"The paper's done," Woollard told the Record Searchlight newspaper of Redding. "There is not going to be a school newspaper next year."
The school newspaper also ran in its June 3 edition an editorial written by editor-in-chief Connor Kennedy that defended flag burning as speech protected by the First Amendment.
Kennedy graduated last week from the high school in Redding, about 160 miles north of the state capital. He told The Associated Press he chose the topic because he had just studied flag burning in a class on government.
"I'm deeply saddened, and I find it terribly ironic a high school newspaper would be shut down for exercising free speech — particularly when the curriculum being taught was that this was free speech," Kennedy said in a phone interview Tuesday.
A press-freedom advocate said the student journalists were within their legal rights to publish the photo and editorial.
"I don't think any newspaper should ever be discontinued as punishment for things students have written, especially when what they've written about is the defense of free speech and what they have said is absolutely correct," said Terry Francke, general counsel of the nonprofit Californians Aware, which advocates for First Amendment issues.
Nevertheless, state law does not require schools to spend money on student newspapers or elective journalism classes, Francke said.

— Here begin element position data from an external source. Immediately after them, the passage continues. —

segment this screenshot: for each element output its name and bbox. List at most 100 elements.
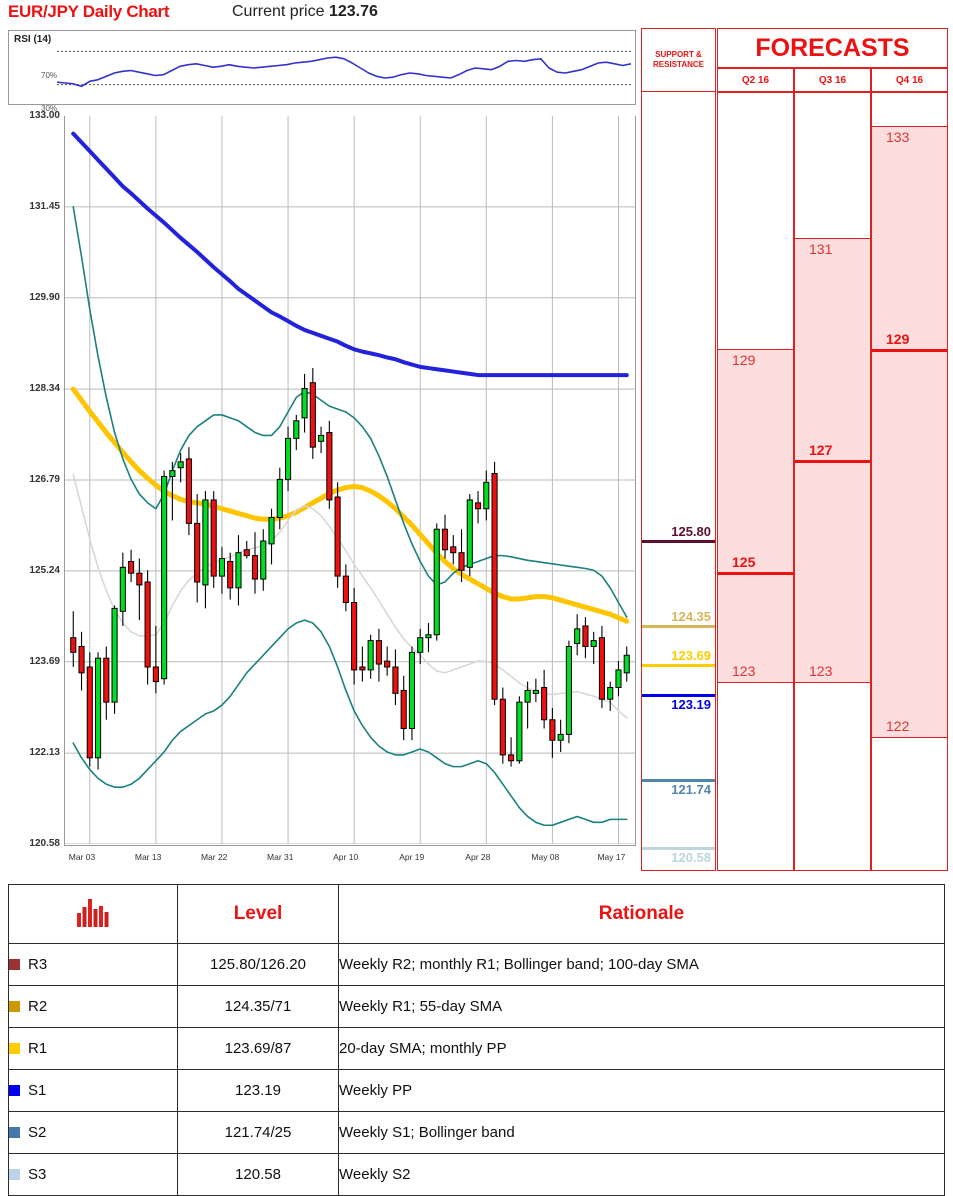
- level-value-cell: 123.19: [177, 1069, 339, 1112]
- sr-level-value-s2: 121.74: [671, 781, 711, 797]
- rsi-plot: [56, 50, 632, 88]
- level-key-cell: S3: [8, 1153, 178, 1196]
- candlestick: [582, 617, 589, 659]
- candlestick: [466, 494, 473, 577]
- forecast-quarter-label: Q4 16: [895, 74, 924, 86]
- level-color-swatch: [9, 1043, 20, 1054]
- levels-table-body: R3 125.80/126.20 Weekly R2; monthly R1; Bo…: [8, 943, 945, 1196]
- level-rationale-cell: Weekly R1; 55-day SMA: [338, 985, 945, 1028]
- table-row: R2 124.35/71 Weekly R1; 55-day SMA: [8, 985, 945, 1028]
- forecast-midpoint-line: [795, 460, 870, 464]
- table-row: S3 120.58 Weekly S2: [8, 1153, 945, 1196]
- candlestick: [301, 373, 308, 433]
- rsi-label: RSI (14): [14, 34, 52, 45]
- level-rationale-cell: Weekly PP: [338, 1069, 945, 1112]
- table-row: S2 121.74/25 Weekly S1; Bollinger band: [8, 1111, 945, 1154]
- price-chart-panel: 133.00 131.45 129.90 128.34 126.79 125.24 123.…: [8, 110, 636, 871]
- candlestick: [318, 426, 325, 454]
- column-header-level: Level: [177, 884, 339, 944]
- forecast-value: 129: [886, 330, 910, 347]
- candlestick: [400, 675, 407, 741]
- candlestick: [260, 529, 267, 591]
- level-value-cell: 121.74/25: [177, 1111, 339, 1154]
- table-header-row: Level Rationale: [8, 884, 945, 944]
- candlestick: [607, 681, 614, 711]
- level-value-cell: 120.58: [177, 1153, 339, 1196]
- x-axis-tick: Mar 03: [68, 852, 96, 862]
- forecast-value: 133: [886, 129, 910, 146]
- candlestick: [450, 535, 457, 565]
- x-axis-tick: May 08: [531, 852, 560, 862]
- levels-table: Level Rationale R3 125.80/126.20 Weekly R2…: [8, 884, 945, 1196]
- y-axis-tick: 131.45: [29, 200, 60, 212]
- candlestick: [276, 467, 283, 530]
- candlestick: [508, 737, 515, 767]
- sr-level-value-r1: 123.69: [671, 648, 711, 664]
- forecast-quarter-label: Q2 16: [741, 74, 770, 86]
- candlestick: [293, 414, 300, 451]
- candlestick: [615, 661, 622, 697]
- sr-level-line-r2: [642, 625, 715, 629]
- candlestick: [144, 570, 151, 685]
- forecast-range-band: [718, 348, 793, 683]
- table-row: S1 123.19 Weekly PP: [8, 1069, 945, 1112]
- candlestick: [541, 669, 548, 729]
- sr-level-value-s1: 123.19: [671, 696, 711, 712]
- forecast-value: 129: [732, 351, 756, 368]
- candlestick: [549, 708, 556, 758]
- x-axis-tick: Apr 28: [465, 852, 491, 862]
- y-axis-tick: 129.90: [29, 291, 60, 303]
- candlestick: [103, 646, 110, 720]
- forecast-quarter-label: Q3 16: [818, 74, 847, 86]
- level-value-cell: 124.35/71: [177, 985, 339, 1028]
- candlestick: [94, 652, 102, 770]
- candlestick: [590, 631, 597, 665]
- y-axis-tick: 122.13: [29, 747, 60, 759]
- sr-level-value-s3: 120.58: [671, 850, 711, 865]
- candlestick: [111, 605, 118, 714]
- candlestick: [375, 628, 382, 682]
- candlestick: [623, 646, 630, 682]
- y-axis-tick: 126.79: [29, 474, 60, 485]
- candlestick: [251, 532, 259, 594]
- candlestick: [342, 564, 349, 612]
- candlestick: [524, 681, 531, 729]
- level-value-cell: 125.80/126.20: [177, 943, 339, 986]
- sr-level-value-r3: 125.80: [671, 524, 711, 540]
- level-color-swatch: [9, 959, 20, 970]
- candlestick: [334, 482, 341, 588]
- candlestick: [136, 558, 143, 621]
- candlestick: [161, 470, 168, 685]
- page-title: EUR/JPY Daily Chart: [8, 2, 170, 21]
- table-row: R1 123.69/87 20-day SMA; monthly PP: [8, 1027, 945, 1070]
- candlestick: [367, 634, 374, 679]
- candlestick: [417, 628, 424, 665]
- support-resistance-header-label: SUPPORT & RESISTANCE: [653, 50, 704, 69]
- forecast-value: 123: [809, 662, 833, 679]
- overlay-line: [71, 131, 629, 378]
- candlestick: [483, 470, 490, 521]
- candlestick: [70, 611, 77, 667]
- forecast-value: 127: [809, 442, 833, 459]
- candlestick: [474, 491, 482, 524]
- forecast-column-3: 133 129 122: [871, 92, 948, 871]
- level-rationale-cell: Weekly S2: [338, 1153, 945, 1196]
- candlestick: [177, 453, 184, 483]
- candlestick: [425, 623, 432, 653]
- current-price-label: Current price: [232, 3, 325, 20]
- candlestick: [359, 646, 366, 682]
- support-resistance-column: 125.80 124.35 123.69 123.19 121.74 120.58: [641, 28, 716, 871]
- x-axis-tick: Mar 22: [200, 852, 228, 862]
- forecast-value: 131: [809, 240, 833, 257]
- candlestick: [86, 652, 93, 767]
- level-key-cell: R2: [8, 985, 178, 1028]
- table-header-icon-cell: [8, 884, 178, 944]
- x-axis-tick: Apr 19: [399, 852, 425, 862]
- candlestick: [516, 696, 523, 764]
- level-key-cell: S1: [8, 1069, 178, 1112]
- rsi-line: [56, 56, 632, 88]
- sr-level-line-s2: [642, 778, 715, 782]
- candlestick: [202, 491, 209, 609]
- candlestick: [351, 587, 358, 685]
- forecast-quarter-header-2: Q3 16: [794, 68, 871, 92]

The school principal said eliminating the paper had been an option before it published the flag photo because the school expects to get less state funding next year and needs to save money.
The students' decision to showcase flag burning "cements the decision" to pull funding from the newspaper, he said.
The newspaper's cover was a collage of photographs, some of which showed students in what appeared to be prom attire. Prominently displayed at the top of the collage was a photograph of a student holding a flag pole, with the American flag burning at its edge.
Woollard did not respond to a telephone call Tuesday from The Associated Press.
The Redding controversy is the latest example in recent years of high school and college administrators in California attempting to censure student-run newspapers or punish those who oversee them.
In Los Angeles, a high school newspaper adviser was removed after he refused to withdraw a November 2006 student editorial criticizing random searches on campus. In 2003, Novato journalism teacher Ronnie Campagna was similarly replaced when the student paper published stories critical of San Marin High School.